Der Hürdensprint ist keiner, der von Europäern dominiert wird. WM-Bronze 2017 in London in 12,74 Sekunden war eine große Errungenschaft von Dutkiewicz-Emmerich. Der Sport ist aber noch mehr. Er sei "wie eine Lebensschule", sagt sie und glaubt, auch weiterhin davon zu profitieren. "In kürzester Zeit musst du mit vielen unterschiedlichen Herausforderungen und Menschen umgehen. Das sind die Softskills", sagt sie, "aber ich merke auch, wie wichtig es war, auch etwas auf meiner Habensseite zu haben. Die Olympia-Erfahrung, die Medaillen um den Hals." 2016 in Rio kam sie ins Olympia-Halbfinale. Ihre Medaillen 2017 und 2018 waren eine Belohnung nach vielen Hindernissen, wie es sich für eine Hürdenläuferin gehört.
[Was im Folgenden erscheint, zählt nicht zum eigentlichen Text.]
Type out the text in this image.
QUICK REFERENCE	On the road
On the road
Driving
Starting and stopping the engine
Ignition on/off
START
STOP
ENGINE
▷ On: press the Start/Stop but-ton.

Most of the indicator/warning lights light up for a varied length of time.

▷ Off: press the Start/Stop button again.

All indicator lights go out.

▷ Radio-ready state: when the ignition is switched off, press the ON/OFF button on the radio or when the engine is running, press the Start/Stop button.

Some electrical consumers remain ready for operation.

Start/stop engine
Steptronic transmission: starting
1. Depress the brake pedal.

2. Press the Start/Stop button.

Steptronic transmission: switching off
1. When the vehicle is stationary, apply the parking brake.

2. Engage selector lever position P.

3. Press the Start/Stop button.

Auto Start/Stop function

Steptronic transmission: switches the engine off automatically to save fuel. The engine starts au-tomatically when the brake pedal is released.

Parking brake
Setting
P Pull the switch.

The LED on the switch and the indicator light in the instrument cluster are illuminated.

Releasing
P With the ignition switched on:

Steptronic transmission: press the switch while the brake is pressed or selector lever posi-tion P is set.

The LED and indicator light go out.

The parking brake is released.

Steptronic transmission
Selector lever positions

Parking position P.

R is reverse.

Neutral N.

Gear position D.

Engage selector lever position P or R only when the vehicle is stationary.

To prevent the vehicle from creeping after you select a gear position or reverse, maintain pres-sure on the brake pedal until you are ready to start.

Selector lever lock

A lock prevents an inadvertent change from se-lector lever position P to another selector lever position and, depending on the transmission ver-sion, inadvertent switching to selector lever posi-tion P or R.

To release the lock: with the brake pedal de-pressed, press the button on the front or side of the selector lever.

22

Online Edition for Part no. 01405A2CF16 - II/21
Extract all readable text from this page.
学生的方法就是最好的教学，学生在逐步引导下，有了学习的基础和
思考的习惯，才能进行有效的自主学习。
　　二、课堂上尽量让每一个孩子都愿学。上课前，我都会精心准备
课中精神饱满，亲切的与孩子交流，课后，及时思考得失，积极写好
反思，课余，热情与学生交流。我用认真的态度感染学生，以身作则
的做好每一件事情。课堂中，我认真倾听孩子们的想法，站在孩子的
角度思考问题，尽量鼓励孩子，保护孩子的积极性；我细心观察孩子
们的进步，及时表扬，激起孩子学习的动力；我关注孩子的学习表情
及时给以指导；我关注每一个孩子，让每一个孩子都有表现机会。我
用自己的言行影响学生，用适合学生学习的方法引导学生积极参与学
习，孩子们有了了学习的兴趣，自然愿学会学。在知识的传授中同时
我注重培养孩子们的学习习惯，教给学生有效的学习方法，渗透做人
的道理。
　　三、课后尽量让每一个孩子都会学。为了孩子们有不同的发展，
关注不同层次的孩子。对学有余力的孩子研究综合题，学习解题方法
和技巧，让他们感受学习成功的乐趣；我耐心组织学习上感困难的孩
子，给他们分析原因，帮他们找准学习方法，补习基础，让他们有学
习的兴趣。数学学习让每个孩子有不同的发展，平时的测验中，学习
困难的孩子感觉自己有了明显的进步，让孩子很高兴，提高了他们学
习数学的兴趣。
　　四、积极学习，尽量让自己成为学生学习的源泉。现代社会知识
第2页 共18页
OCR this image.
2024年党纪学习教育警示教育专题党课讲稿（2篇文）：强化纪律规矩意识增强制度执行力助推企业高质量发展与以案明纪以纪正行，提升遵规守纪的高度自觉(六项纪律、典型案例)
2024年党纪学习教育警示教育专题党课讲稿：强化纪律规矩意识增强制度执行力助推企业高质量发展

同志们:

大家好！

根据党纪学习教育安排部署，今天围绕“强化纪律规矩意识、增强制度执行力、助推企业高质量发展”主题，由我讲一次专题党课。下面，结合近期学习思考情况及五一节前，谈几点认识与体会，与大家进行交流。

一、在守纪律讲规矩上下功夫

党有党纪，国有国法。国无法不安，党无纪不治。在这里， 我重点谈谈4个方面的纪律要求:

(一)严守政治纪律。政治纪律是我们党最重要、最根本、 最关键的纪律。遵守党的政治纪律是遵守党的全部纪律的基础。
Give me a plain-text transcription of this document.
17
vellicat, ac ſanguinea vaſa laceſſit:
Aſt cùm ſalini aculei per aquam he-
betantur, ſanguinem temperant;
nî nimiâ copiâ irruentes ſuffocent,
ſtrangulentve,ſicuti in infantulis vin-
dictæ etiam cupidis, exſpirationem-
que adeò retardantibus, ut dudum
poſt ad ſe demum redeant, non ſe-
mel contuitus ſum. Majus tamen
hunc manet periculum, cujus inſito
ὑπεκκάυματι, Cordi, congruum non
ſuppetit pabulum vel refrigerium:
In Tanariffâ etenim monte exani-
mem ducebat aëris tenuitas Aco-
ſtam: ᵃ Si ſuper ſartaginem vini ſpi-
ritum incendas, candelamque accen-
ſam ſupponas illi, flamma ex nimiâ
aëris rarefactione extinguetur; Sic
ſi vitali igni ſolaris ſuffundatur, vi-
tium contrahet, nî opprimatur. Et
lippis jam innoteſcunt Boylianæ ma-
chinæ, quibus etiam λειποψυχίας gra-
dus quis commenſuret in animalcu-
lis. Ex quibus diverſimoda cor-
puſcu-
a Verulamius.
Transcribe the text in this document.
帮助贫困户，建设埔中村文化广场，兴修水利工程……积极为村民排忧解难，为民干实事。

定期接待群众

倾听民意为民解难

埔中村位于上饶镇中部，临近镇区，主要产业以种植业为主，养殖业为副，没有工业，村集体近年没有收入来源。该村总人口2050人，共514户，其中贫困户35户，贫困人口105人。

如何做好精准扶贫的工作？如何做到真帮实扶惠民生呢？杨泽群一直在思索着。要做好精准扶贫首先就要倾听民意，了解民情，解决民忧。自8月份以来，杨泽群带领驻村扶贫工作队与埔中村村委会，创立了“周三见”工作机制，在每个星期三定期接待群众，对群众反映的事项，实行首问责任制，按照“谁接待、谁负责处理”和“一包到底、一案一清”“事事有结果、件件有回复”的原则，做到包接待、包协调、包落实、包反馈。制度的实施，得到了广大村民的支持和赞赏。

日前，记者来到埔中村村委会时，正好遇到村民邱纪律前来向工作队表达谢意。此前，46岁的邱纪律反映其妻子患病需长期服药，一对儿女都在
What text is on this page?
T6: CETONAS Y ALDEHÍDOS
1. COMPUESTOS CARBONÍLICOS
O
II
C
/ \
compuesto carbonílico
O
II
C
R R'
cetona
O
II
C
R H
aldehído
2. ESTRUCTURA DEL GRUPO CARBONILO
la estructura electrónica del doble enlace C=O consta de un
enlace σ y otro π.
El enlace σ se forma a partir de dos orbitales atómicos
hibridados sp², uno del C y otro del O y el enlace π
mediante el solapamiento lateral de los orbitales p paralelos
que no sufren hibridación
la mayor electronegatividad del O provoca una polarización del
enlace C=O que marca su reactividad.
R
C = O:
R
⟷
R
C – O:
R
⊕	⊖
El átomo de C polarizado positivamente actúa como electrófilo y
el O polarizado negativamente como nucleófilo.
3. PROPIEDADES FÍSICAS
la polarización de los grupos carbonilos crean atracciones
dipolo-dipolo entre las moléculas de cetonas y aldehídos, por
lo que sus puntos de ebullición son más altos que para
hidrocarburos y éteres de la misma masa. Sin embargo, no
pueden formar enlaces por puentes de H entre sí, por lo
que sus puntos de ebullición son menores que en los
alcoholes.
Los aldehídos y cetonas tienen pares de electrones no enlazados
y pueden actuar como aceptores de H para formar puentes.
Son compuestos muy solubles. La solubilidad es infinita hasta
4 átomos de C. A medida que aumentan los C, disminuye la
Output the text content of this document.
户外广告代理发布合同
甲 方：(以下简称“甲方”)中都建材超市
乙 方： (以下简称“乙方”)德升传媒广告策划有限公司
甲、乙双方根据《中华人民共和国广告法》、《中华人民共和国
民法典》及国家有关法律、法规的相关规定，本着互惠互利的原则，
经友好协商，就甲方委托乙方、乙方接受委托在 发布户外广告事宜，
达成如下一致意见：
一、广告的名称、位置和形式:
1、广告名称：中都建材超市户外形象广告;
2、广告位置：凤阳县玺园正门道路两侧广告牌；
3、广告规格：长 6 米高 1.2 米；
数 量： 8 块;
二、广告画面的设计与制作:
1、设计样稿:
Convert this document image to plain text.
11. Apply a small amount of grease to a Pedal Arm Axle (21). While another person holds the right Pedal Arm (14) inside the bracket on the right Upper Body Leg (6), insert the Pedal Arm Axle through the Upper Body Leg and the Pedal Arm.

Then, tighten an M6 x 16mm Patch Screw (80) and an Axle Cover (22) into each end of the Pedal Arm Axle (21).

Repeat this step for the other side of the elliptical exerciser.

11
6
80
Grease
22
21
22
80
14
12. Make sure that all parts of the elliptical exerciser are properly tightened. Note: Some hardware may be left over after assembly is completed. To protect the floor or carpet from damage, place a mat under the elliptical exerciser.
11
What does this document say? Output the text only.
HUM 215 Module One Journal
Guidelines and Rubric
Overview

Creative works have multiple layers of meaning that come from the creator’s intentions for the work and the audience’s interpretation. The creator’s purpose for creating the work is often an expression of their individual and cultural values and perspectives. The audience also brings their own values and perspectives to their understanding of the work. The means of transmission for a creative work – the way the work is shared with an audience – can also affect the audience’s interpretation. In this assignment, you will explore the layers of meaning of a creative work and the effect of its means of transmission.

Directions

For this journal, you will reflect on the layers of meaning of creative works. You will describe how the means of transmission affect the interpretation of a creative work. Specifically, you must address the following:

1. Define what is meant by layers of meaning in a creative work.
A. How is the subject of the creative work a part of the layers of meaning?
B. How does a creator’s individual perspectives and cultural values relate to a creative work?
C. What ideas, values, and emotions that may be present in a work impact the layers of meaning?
Bereits im Sommer hat sie ihren C-Trainerschein gemacht, sie kann sich vorstellen, weiter im Sport zu arbeiten, vielleicht als Technikcoach. Vielleicht gibt sie aber auch ihre Ernährungstipps weiter, alles muss sich noch sortieren. Die EM 2022 in München sollte mal den Abschluss für Dutkiewicz-Emmerich markieren, nun will sie auf jeden Fall vor Ort dabei sein, in welcher Funktion auch immer: "Vielleicht sitze ich auch nur dort und genieße es ohne Stress und Trubel." Genießen hat sie ja gelernt.